Will the real AI please stand up?

11 November 2017

CB Insights, an analyst firm focused on startups, is holding its Aha! conference in early December where it will unveil its list of the top “AI 100” companies. That’s right, CB Insights had to select “just” 100 AI companies claiming to use AI in their product. (More on CB Insights and their conference in the December blog.) With so much market noise, it’s no wonder the Gartner Hype Cycle (another analyst firm, for IT audiences) has “Machine Learning” and “Deep Learning” at the highest level of their July 2017 Technology Hype Cycle report, in the “Peak of Inflated Expectations” category.

At the same time, CB Insights captures the irrational AI exuberance in the market with diagrams such as this one. This view, widely shared by industry observers, suggests the actual use of AI technologies is negatively correlated to the marketing hype. This is what we’ve seen in our experience.  

Chartgeist Smart Tech Nov 2017

For example, one vendor, who will remain anonymous, shared a case study claiming they used AI to solve a production issue. In the presentation, the vendor included the actual formula they used to find the correlation between a production process and product outcomes. Upon inspection, the formula was regression, which is a fine tool for that type of work, but claiming it is equivalent to AI? The formula they used wasn’t even a variation of regression, it was the most basic form of the machine learning algorithm, that has been a feature of Excel since its introduction in 2007 in the Data Analysis Tool Pack.

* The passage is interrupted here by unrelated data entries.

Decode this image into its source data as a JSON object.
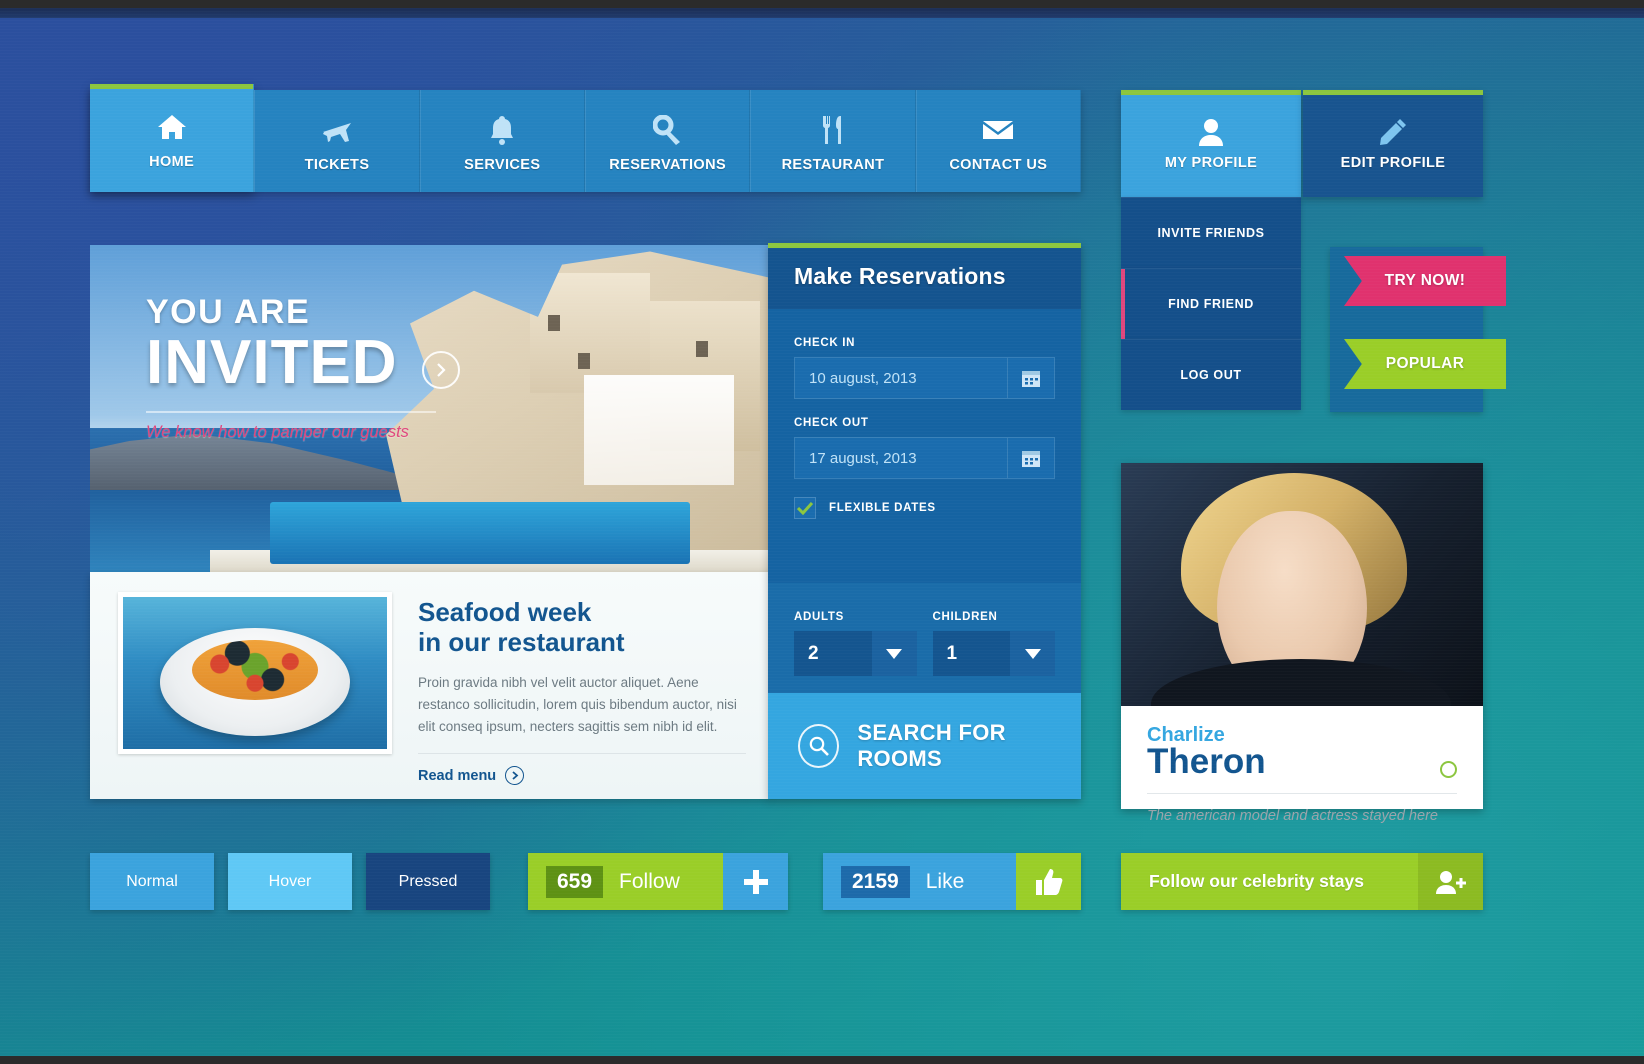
{
  "nav": {
    "items": [
      {
        "label": "HOME",
        "icon": "home-icon",
        "active": true
      },
      {
        "label": "TICKETS",
        "icon": "airplane-icon",
        "active": false
      },
      {
        "label": "SERVICES",
        "icon": "bell-icon",
        "active": false
      },
      {
        "label": "RESERVATIONS",
        "icon": "key-icon",
        "active": false
      },
      {
        "label": "RESTAURANT",
        "icon": "cutlery-icon",
        "active": false
      },
      {
        "label": "CONTACT US",
        "icon": "envelope-icon",
        "active": false
      }
    ]
  },
  "hero": {
    "kicker": "YOU ARE",
    "title": "INVITED",
    "tagline": "We know how to pamper our guests",
    "arrow_icon": "chevron-right-circle-icon"
  },
  "seafood": {
    "title": "Seafood week\nin our restaurant",
    "body": "Proin gravida nibh vel velit auctor aliquet. Aene restanco sollicitudin, lorem quis bibendum auctor, nisi elit conseq ipsum, necters sagittis sem nibh id elit.",
    "read_menu": "Read menu",
    "read_menu_icon": "chevron-right-circle-icon",
    "photo_alt": "seafood-plate-photo"
  },
  "reservations": {
    "title": "Make Reservations",
    "check_in_label": "CHECK IN",
    "check_in_value": "10 august, 2013",
    "check_out_label": "CHECK OUT",
    "check_out_value": "17 august, 2013",
    "calendar_icon": "calendar-icon",
    "flexible_label": "FLEXIBLE DATES",
    "flexible_checked": true,
    "adults_label": "ADULTS",
    "adults_value": "2",
    "children_label": "CHILDREN",
    "children_value": "1",
    "caret_icon": "caret-down-icon",
    "search_label": "SEARCH FOR ROOMS",
    "search_icon": "magnifier-icon",
    "accent_top": "#8cc63f"
  },
  "profile": {
    "my_profile": "MY PROFILE",
    "my_profile_icon": "user-icon",
    "edit_profile": "EDIT PROFILE",
    "edit_profile_icon": "pencil-icon",
    "menu": [
      {
        "label": "INVITE FRIENDS",
        "highlight": false
      },
      {
        "label": "FIND FRIEND",
        "highlight": true
      },
      {
        "label": "LOG OUT",
        "highlight": false
      }
    ]
  },
  "ribbons": [
    {
      "label": "TRY NOW!",
      "color": "#e0326e"
    },
    {
      "label": "POPULAR",
      "color": "#9ace28"
    }
  ],
  "celebrity": {
    "first_name": "Charlize",
    "last_name": "Theron",
    "subtitle": "The american model and actress stayed here",
    "status_icon": "status-ring-icon",
    "follow_label": "Follow our celebrity stays",
    "follow_icon": "add-user-icon",
    "photo_alt": "celebrity-portrait-photo"
  },
  "state_buttons": [
    {
      "label": "Normal",
      "color": "#3ba3dd"
    },
    {
      "label": "Hover",
      "color": "#5fc8f5"
    },
    {
      "label": "Pressed",
      "color": "#18457f"
    }
  ],
  "social": {
    "follow": {
      "count": "659",
      "word": "Follow",
      "icon": "plus-icon"
    },
    "like": {
      "count": "2159",
      "word": "Like",
      "icon": "thumbs-up-icon"
    }
  },
  "colors": {
    "green": "#8cc63f",
    "pink": "#e0326e",
    "blue_light": "#3ba3dd",
    "blue_dark": "#12558f"
  }
}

So a 10 year old Excel function –  repackaged, relabeled, and hyped as AI. Certainly, the confusion between the flavors of cognitive computing are a factor here – AI, ML, DL (Deep Learning) and other variations of “Cognitive Computing” with the arguments about supervised and unsupervised variations partly to blame. It’s not like there is an AI police force to ensure what’s claimed is actually there under the covers.

With this as context – the hype, the cynics, and the irrational exuberance – it’s fair to wonder what is Seeq’s take on the market and use of advanced computing algorithms in Seeq applications. Our experiences in process manufacturing have certainly shaped our view and use of these technologies.

First, our focus is on end users – process engineers, analysts, and others – and on their ability to find insights in their data. Therefore, regardless of the technologies used in Seeq, the goal is always to make them accessible to the user who probably doesn’t have extensive data science expertise. Seeq empowers the person with the expertise, experience, and education to know what they are looking for and make that process faster. So as Seeq taps additional functionality to enable analytics it will implement these innovations in the context of easy to use, accessible features.

Second, we use whatever technologies we can to help our users and customers succeed. If that’s ML functionality, great, but we aren’t restricted to “only” ML-based features for the sake of market hype. There are a tremendous number of algorithms and innovations that Seeq uses to assist users who need to find insights in their data – digital signal processing for data cleansing, algorithms for detecting shapes in process signals, and map-reduce models for distributed computing – to name just a few.  The “purity” of these algorithms as ML, AI, or otherwise, isn’t the point, the point is they are the right way to accelerate our customers to success.

Third, the algorithm isn’t the everything. Machine learning and other algorithms are an important part of the solution for analytics in process manufacturing and IIoT solutions, but they are only a part of the solution. There are any number of articles about the time required for “data wrangling,” which is the required data connectivity, cleansing, and contextualization to ready data for use. Seeq’s focus includes these preparatory steps to applying data analytics, which means from data connection to insight to distribution, Seeq will accelerate your experience.

Finally, Seeq enables users to expand and extend your analytics to whatever level is required.  While we have yet to be stymied in a customer deployment due to the lack of a specific algorithm or function, we anticipate that customers, and data scientists in particular, will keep expanding their use of Seeq, and consequently their need for specific algorithms. Therefore, Seeq enables extensibility to additional algorithms through its REST API (for example to Python algorithms), OData (for integration with Azure Machine Learning Studio), and the integration of algorithms directly into the Seeq user experience. With Seeq there won’t be any ceiling to your efforts, regardless of your exploration requirements.

What is today hype and promises will over time mature to an expected and stable component of our work environment. By incorporating AI, ML, and other technologies, Seeq will facilitate your data analytics experience every step of the way.